Chapter 6. Optimization Workflow

Table of Contents

6.1. Initial State: Correct, Measurable Program, Good Test Case
6.2. Avoid Unnecessary Memory Accesses
6.3. Optimize Data Layout
6.4. Optimize Access Patterns
6.5. Utilize Reuse Opportunities
6.6. Use Non-Temporal Hints for Data without Temporal Reuse
6.7. Avoid False Sharing
6.8. Avoid Communication between Caches (Coherence Traffic)
6.9. Hide Remaining Misses

The process to optimize an application for good cache performance involves distinct phases, each targeting a specific category of problems. The order of the phases is somewhat important, as some problems obscure others, and certain transformations will enable other approaches.

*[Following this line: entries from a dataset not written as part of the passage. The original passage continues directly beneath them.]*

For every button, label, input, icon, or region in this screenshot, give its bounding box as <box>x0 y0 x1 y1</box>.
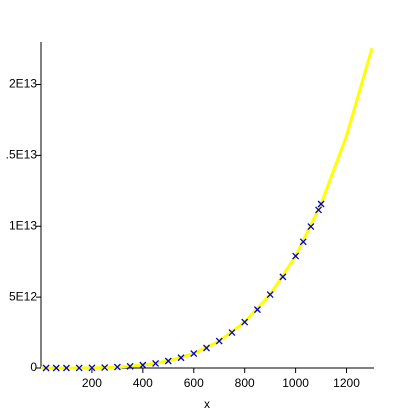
data-point <box>42 364 50 372</box>
data-point <box>307 223 315 231</box>
data-point <box>177 354 185 362</box>
data-point <box>279 273 287 281</box>
data-point <box>215 337 223 345</box>
data-point <box>75 364 83 372</box>
y-tick-label: 0 <box>30 360 37 374</box>
x-tick-label: 1000 <box>282 376 309 390</box>
data-point <box>101 364 109 372</box>
data-point <box>253 306 261 314</box>
fit-curve <box>40 47 374 370</box>
x-axis-label: x <box>204 397 210 411</box>
data-point <box>126 362 134 370</box>
data-point <box>317 200 325 208</box>
data-point <box>63 364 70 372</box>
y-tick-label: .5E13 <box>6 148 38 162</box>
y-tick-label: 5E12 <box>9 289 37 303</box>
data-point <box>228 329 236 337</box>
y-tick-label: 2E13 <box>9 77 37 91</box>
x-tick-label: 600 <box>184 376 204 390</box>
data-point <box>241 318 249 326</box>
data-point <box>113 363 121 371</box>
data-point <box>292 252 300 260</box>
data-point <box>203 344 210 352</box>
data-point <box>190 350 198 358</box>
data-point <box>88 364 96 372</box>
data-point <box>139 361 147 369</box>
data-point <box>266 291 274 299</box>
data-point <box>52 364 60 372</box>
data-point <box>315 206 322 214</box>
x-tick-label: 800 <box>235 376 255 390</box>
x-tick-label: 400 <box>133 376 153 390</box>
data-point <box>152 359 160 367</box>
x-tick-label: 200 <box>82 376 102 390</box>
x-tick-label: 1200 <box>333 376 360 390</box>
data-point <box>164 357 172 365</box>
data-point <box>299 238 307 246</box>
y-tick-label: 1E13 <box>9 218 37 232</box>
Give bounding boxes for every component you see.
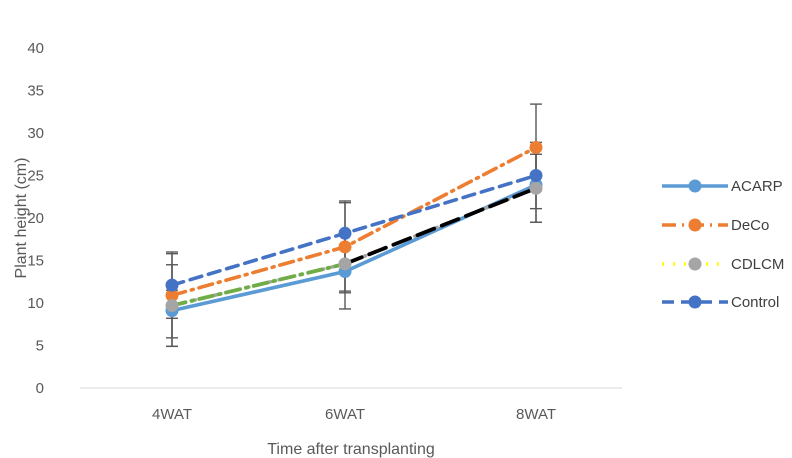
y-tick-label: 15	[27, 253, 44, 270]
legend-label-cdlcm: CDLCM	[731, 256, 784, 273]
x-tick-label: 4WAT	[152, 406, 192, 423]
x-tick-label: 6WAT	[325, 406, 365, 423]
legend: ACARP DeCo CDLCM Control	[662, 178, 784, 311]
y-axis-ticks: 0 5 10 15 20 25 30 35 40	[27, 40, 44, 397]
series-lines	[170, 145, 538, 313]
legend-marker-deco	[688, 218, 702, 232]
y-axis-title: Plant height (cm)	[13, 158, 30, 279]
overlay-segment	[343, 186, 538, 266]
series-line-deco	[170, 145, 538, 298]
y-tick-label: 5	[36, 338, 44, 355]
data-point-deco	[165, 288, 179, 302]
data-point-cdlcm	[165, 299, 179, 313]
data-point-control	[338, 226, 352, 240]
x-axis-ticks: 4WAT 6WAT 8WAT	[152, 406, 556, 423]
legend-label-deco: DeCo	[731, 217, 769, 234]
error-bars	[166, 103, 542, 348]
legend-label-acarp: ACARP	[731, 178, 783, 195]
x-axis-title: Time after transplanting	[267, 441, 434, 458]
y-tick-label: 35	[27, 83, 44, 100]
y-tick-label: 0	[36, 380, 44, 397]
data-point-cdlcm	[529, 181, 543, 195]
legend-marker-cdlcm	[688, 257, 702, 271]
data-point-cdlcm	[338, 257, 352, 271]
y-tick-label: 10	[27, 295, 44, 312]
data-point-deco	[338, 240, 352, 254]
data-point-control	[529, 169, 543, 182]
y-tick-label: 40	[27, 40, 44, 57]
overlay-segment	[170, 261, 347, 308]
legend-label-control: Control	[731, 294, 779, 311]
x-tick-label: 8WAT	[516, 406, 556, 423]
legend-marker-control	[688, 295, 702, 309]
series-markers	[165, 140, 543, 318]
segment-overlays	[170, 186, 538, 308]
y-tick-label: 25	[27, 168, 44, 185]
legend-marker-acarp	[688, 179, 702, 193]
y-tick-label: 30	[27, 125, 44, 142]
y-tick-label: 20	[27, 210, 44, 227]
data-point-deco	[529, 140, 543, 154]
series-line-cdlcm	[170, 186, 538, 308]
data-point-control	[165, 278, 179, 292]
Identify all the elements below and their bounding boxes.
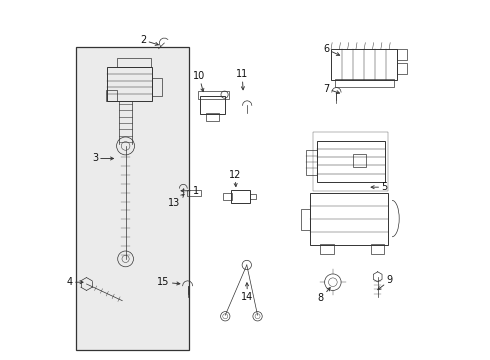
Bar [300,209,310,230]
Bar [306,150,318,175]
Text: 1: 1 [181,186,199,196]
Text: 15: 15 [157,277,180,287]
Bar [353,154,366,167]
Bar [223,193,232,201]
Text: 4: 4 [67,277,83,287]
Bar [117,58,151,67]
Text: 10: 10 [193,71,205,91]
Bar [317,140,385,182]
Bar [152,78,162,96]
Text: 8: 8 [318,288,330,303]
Bar [106,90,117,101]
Bar [250,194,256,199]
Text: 12: 12 [229,170,241,186]
Bar [313,132,389,191]
Text: 11: 11 [236,69,248,90]
Bar [198,91,229,99]
Bar [107,67,152,101]
Text: 9: 9 [378,275,393,290]
Bar [231,190,250,203]
Bar [335,79,394,87]
Bar [187,190,201,196]
Bar [200,96,225,114]
Bar [397,49,408,60]
Text: 14: 14 [242,283,254,302]
Bar [76,47,189,350]
Text: 2: 2 [140,35,158,45]
Bar [331,49,397,80]
Bar [370,244,384,253]
Text: 5: 5 [371,182,388,192]
Bar [205,113,219,121]
Bar [320,244,334,253]
Bar [397,63,408,74]
Bar [310,193,389,244]
Text: 13: 13 [168,194,184,208]
Text: 3: 3 [92,153,114,163]
Text: 7: 7 [323,84,340,94]
Text: 6: 6 [323,44,340,55]
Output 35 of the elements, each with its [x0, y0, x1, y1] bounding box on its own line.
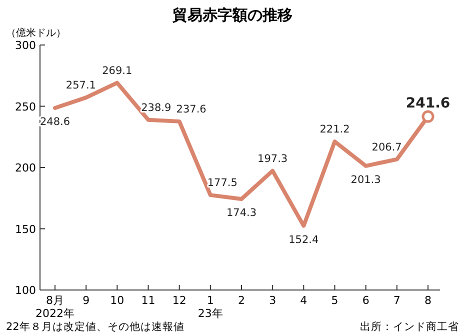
data-label: 248.6 — [40, 116, 70, 128]
data-label: 152.4 — [288, 234, 320, 246]
data-label: 201.3 — [350, 174, 381, 186]
data-label: 257.1 — [66, 80, 96, 92]
text: 出所：インド商工省 — [360, 320, 459, 333]
data-label: 241.6 — [406, 96, 450, 112]
x-tick-label: 2 — [238, 294, 245, 307]
y-tick-label: 200 — [15, 162, 36, 174]
data-label: 237.6 — [176, 103, 207, 116]
y-tick-label: 150 — [15, 222, 36, 236]
data-label: 221.2 — [320, 124, 350, 136]
x-tick-label: 4 — [300, 294, 308, 307]
x-tick-label: 8 — [424, 294, 432, 307]
x-tick-label: 6 — [362, 294, 370, 307]
x-tick-label: 1 23年 — [198, 294, 223, 320]
y-tick-label: 300 — [15, 39, 36, 52]
chart-title: 貿易赤字額の推移 — [172, 6, 292, 24]
x-tick-label: 9 — [82, 294, 90, 307]
data-label: 238.9 — [141, 102, 172, 114]
x-tick-label: 5 — [331, 294, 338, 307]
x-tick-label: 7 — [393, 294, 400, 307]
y-tick-label: 100 — [15, 284, 36, 297]
x-tick-label: 11 — [141, 294, 156, 307]
data-label: 269.1 — [102, 64, 132, 77]
data-label: 197.3 — [258, 152, 288, 165]
data-label: 174.3 — [226, 206, 257, 219]
y-tick-label: 250 — [15, 100, 36, 114]
text: 22年８月は改定値、その他は速報値 — [6, 320, 184, 333]
x-tick-label: 8月 2022年 — [36, 294, 74, 320]
data-label: 206.7 — [372, 141, 402, 154]
x-tick-label: 12 — [172, 294, 186, 307]
data-label: 177.5 — [207, 177, 238, 190]
y-axis-title: （億米ドル） — [6, 27, 66, 39]
x-tick-label: 3 — [269, 294, 276, 307]
x-tick-label: 10 — [110, 294, 124, 307]
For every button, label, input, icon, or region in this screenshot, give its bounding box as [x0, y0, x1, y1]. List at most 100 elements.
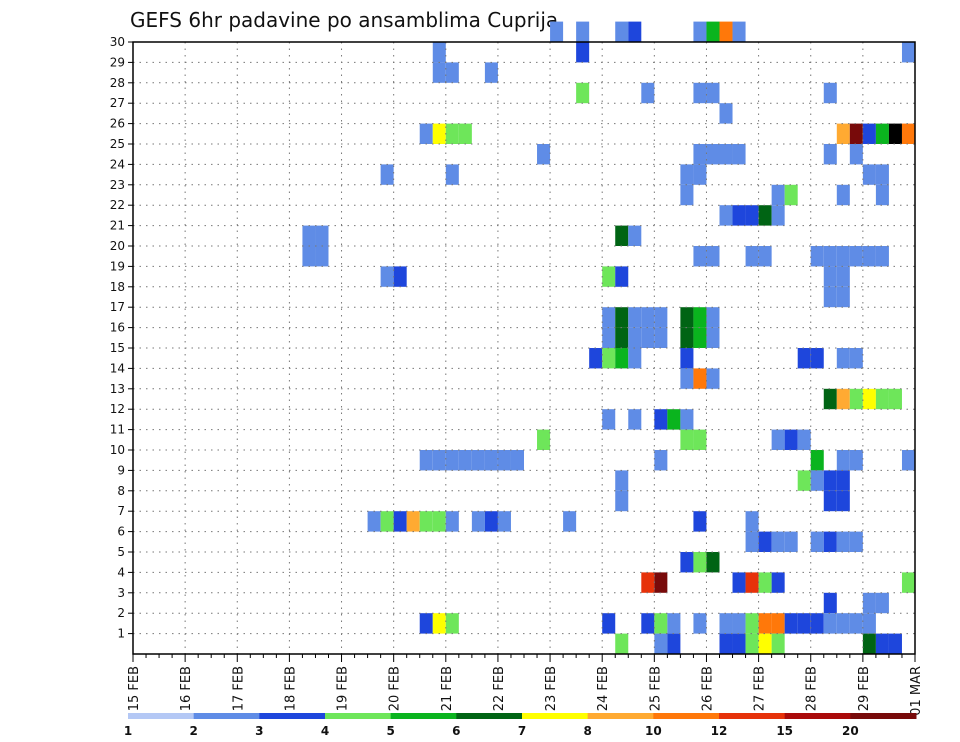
heatmap-cell: [497, 450, 511, 471]
heatmap-cell: [628, 327, 642, 348]
x-tick-label: 26 FEB: [700, 666, 715, 711]
heatmap-cell: [445, 123, 459, 144]
y-tick-label: 11: [110, 423, 125, 437]
heatmap-cell: [680, 348, 694, 369]
y-tick-label: 4: [117, 565, 125, 579]
heatmap-cell: [823, 144, 837, 165]
heatmap-cell: [810, 613, 824, 634]
heatmap-cell: [602, 348, 616, 369]
heatmap-cell: [367, 511, 381, 532]
heatmap-cell: [836, 470, 850, 491]
heatmap-cell: [745, 572, 759, 593]
heatmap-cell: [484, 450, 498, 471]
heatmap-cell: [628, 409, 642, 430]
heatmap-cell: [810, 470, 824, 491]
heatmap-cell: [419, 450, 433, 471]
heatmap-cell: [680, 552, 694, 573]
y-tick-label: 26: [110, 117, 125, 131]
colorbar-swatch: [587, 713, 654, 719]
heatmap-cell: [615, 348, 629, 369]
heatmap-cell: [602, 266, 616, 287]
heatmap-cell: [719, 103, 733, 124]
heatmap-cell: [693, 327, 707, 348]
heatmap-cell: [823, 82, 837, 104]
heatmap-cell: [471, 511, 485, 532]
heatmap-cell: [797, 429, 811, 450]
heatmap-cell: [875, 633, 889, 654]
colorbar-swatch: [784, 713, 851, 719]
heatmap-cell: [680, 429, 694, 450]
heatmap-cell: [862, 592, 876, 614]
heatmap-cell: [836, 123, 850, 144]
y-tick-label: 18: [110, 280, 125, 294]
heatmap-cell: [732, 21, 746, 42]
heatmap-cell: [849, 144, 863, 165]
heatmap-cell: [706, 82, 720, 104]
heatmap-cell: [771, 205, 785, 226]
heatmap-cell: [615, 225, 629, 246]
heatmap-cell: [745, 633, 759, 654]
colorbar-label: 20: [842, 724, 859, 738]
heatmap-cell: [380, 511, 394, 532]
y-tick-label: 29: [110, 55, 125, 69]
heatmap-cell: [602, 613, 616, 634]
heatmap-cell: [784, 613, 798, 634]
heatmap-cell: [771, 429, 785, 450]
heatmap-cell: [693, 613, 707, 634]
heatmap-cell: [771, 633, 785, 654]
y-tick-label: 27: [110, 96, 125, 110]
heatmap-cell: [823, 266, 837, 287]
heatmap-cell: [497, 511, 511, 532]
heatmap-cell: [641, 327, 655, 348]
y-tick-label: 16: [110, 321, 125, 335]
heatmap-cell: [823, 490, 837, 512]
colorbar-label: 10: [645, 724, 662, 738]
heatmap-cell: [875, 388, 889, 410]
colorbar: 1 2 3 4 5 6 7 8 10 12 15 20: [124, 713, 917, 738]
heatmap-cell: [484, 511, 498, 532]
heatmap-cell: [628, 225, 642, 246]
heatmap-cell: [615, 470, 629, 491]
heatmap-cell: [758, 572, 772, 593]
heatmap-cell: [810, 531, 824, 552]
heatmap-cell: [680, 368, 694, 389]
heatmap-cell: [693, 307, 707, 328]
heatmap-cell: [510, 450, 524, 471]
y-tick-label: 14: [110, 361, 125, 375]
y-tick-label: 12: [110, 402, 125, 416]
heatmap-cell: [615, 266, 629, 287]
colorbar-swatch: [653, 713, 720, 719]
heatmap-cell: [849, 531, 863, 552]
heatmap-cell: [758, 205, 772, 226]
heatmap-cell: [836, 184, 850, 206]
heatmap-cell: [432, 42, 446, 63]
heatmap-cell: [875, 184, 889, 206]
y-tick-label: 10: [110, 443, 125, 457]
chart-title: GEFS 6hr padavine po ansamblima Cuprija: [130, 8, 558, 32]
heatmap-cell: [471, 450, 485, 471]
heatmap-cell: [654, 633, 668, 654]
colorbar-swatch: [193, 713, 260, 719]
x-tick-label: 22 FEB: [492, 666, 507, 711]
heatmap-cell: [445, 450, 459, 471]
heatmap-cell: [732, 633, 746, 654]
colorbar-label: 5: [386, 724, 394, 738]
heatmap-cell: [693, 552, 707, 573]
heatmap-cell: [823, 286, 837, 308]
heatmap-cell: [745, 531, 759, 552]
heatmap-cell: [693, 21, 707, 42]
heatmap-cell: [432, 62, 446, 83]
heatmap-cell: [836, 531, 850, 552]
heatmap-cell: [797, 613, 811, 634]
heatmap-cell: [693, 429, 707, 450]
heatmap-cell: [445, 511, 459, 532]
heatmap-cell: [615, 21, 629, 42]
heatmap-cell: [654, 613, 668, 634]
heatmap-cell: [732, 205, 746, 226]
colorbar-swatch: [456, 713, 523, 719]
heatmap-cell: [432, 123, 446, 144]
heatmap-cell: [576, 82, 590, 104]
colorbar-label: 12: [711, 724, 728, 738]
heatmap-cell: [836, 388, 850, 410]
heatmap-cell: [862, 633, 876, 654]
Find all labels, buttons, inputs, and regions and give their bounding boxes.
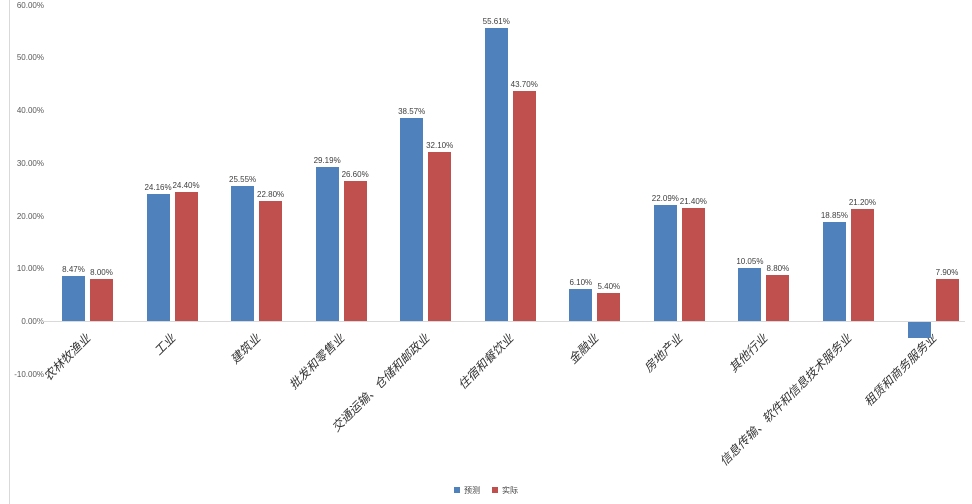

This chapter outlines one way to approach this rather complex situation from a memory hierarchy standpoint. There are numerous other aspects of improving application performance than is listed here, ranging from the macro scale of properly establishing an efficient architecture and a matching development process, selecting the optimal algorithms, managing time and space complexity of different storage methods, database schema optimization, minimizing database and communication overheads, arranging for parallelization, judicious inlining and denormalization, and all the way down to CPU pipeline granularity tuning.

You may need to perform optimization in any one of these areas.